Miami, Aug 27 (Globe Live Media).– NASA began this Saturday the countdown to the takeoff of the unmanned mission Artemis I from the Kennedy Space Center in Florida (USA), which will depart for the Moon next Monday at 8:33 local time (12:33 GMT).

The countdown began at 10:23 a.m. local time (2:23 p.m. GMT), more than 46 hours before Monday’s historic launch, with which NASA resumes travel beyond low Earth orbit.

As reported this Saturday by the US space agency, there are 70% favorable weather conditions for the launch that day of the Space Launch System (SLS) rocket, with the Orion spacecraft at its cusp, from platform 39B Kennedy Center in Cape Canaveral, Florida.

NASA is keeping an eye on what at the moment is nothing more than isolated showers forecast during Monday’s two-hour launch window.

On the launch pad, “engineers closed the launch abort system hatch and retracted the crew access arm,” the space agency reported in a blog dedicated to Artemis I.

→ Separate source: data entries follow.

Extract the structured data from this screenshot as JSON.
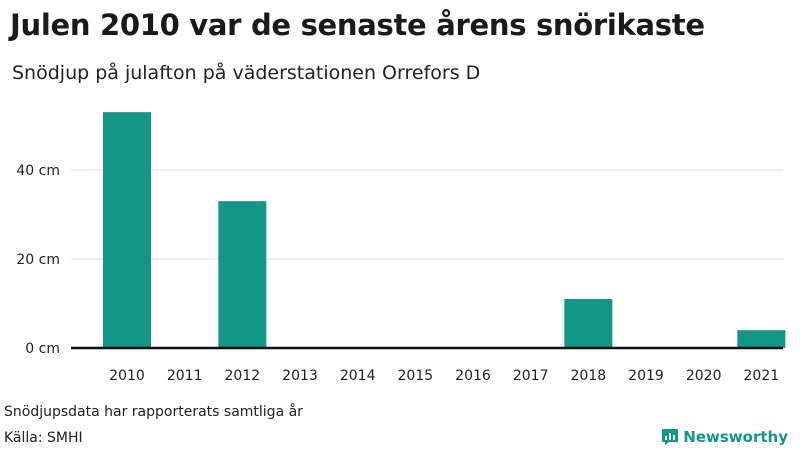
{
  "title": "Julen 2010 var de senaste årens snörikaste",
  "subtitle": "Snödjup på julafton på väderstationen Orrefors D",
  "footer": {
    "note": "Snödjupsdata har rapporterats samtliga år",
    "source": "Källa: SMHI"
  },
  "brand": {
    "name": "Newsworthy",
    "icon": "newsworthy-logo-icon"
  },
  "colors": {
    "bar": "#139685",
    "brand": "#139685",
    "grid": "#dddddd",
    "axis": "#111111"
  },
  "chart_data": {
    "type": "bar",
    "categories": [
      "2010",
      "2011",
      "2012",
      "2013",
      "2014",
      "2015",
      "2016",
      "2017",
      "2018",
      "2019",
      "2020",
      "2021"
    ],
    "values": [
      53,
      0,
      33,
      0,
      0,
      0,
      0,
      0,
      11,
      0,
      0,
      4
    ],
    "ylim": [
      0,
      60
    ],
    "yticks": [
      0,
      20,
      40
    ],
    "ytick_labels": [
      "0 cm",
      "20 cm",
      "40 cm"
    ],
    "grid": true
  }
}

The mission will serve to test the capabilities of the SLS rocket, the most powerful built to date and almost 100 meters high, and of the Orion capsule in which it will be a 42-day round trip trip to the Moon and during which some 2.1 million kilometers will have been covered.

It will be the first of the Artemis program, with which NASA wants to close a parenthesis of more than half a century without a crew setting foot on the Earth satellite and explore more distant horizons, including the planet Mars.

According to the Florida Space Coast Tourism Office, expectations are high and at least more than 100,000 visitors are expected in 115 kilometers of the Florida coastline to see the takeoff of Artemis I.

“Most of the hotel rooms along the beach are sold out,” the executive director of this office, Peter Cranis, told Efe.

It is expected that, during 2024, NASA will send the Artemis II, which will make the same journey as its predecessor, but this time with a crew, and the following year the manned Artemis III mission will do the same, which will also carry the first woman and person of color to the lunar surface.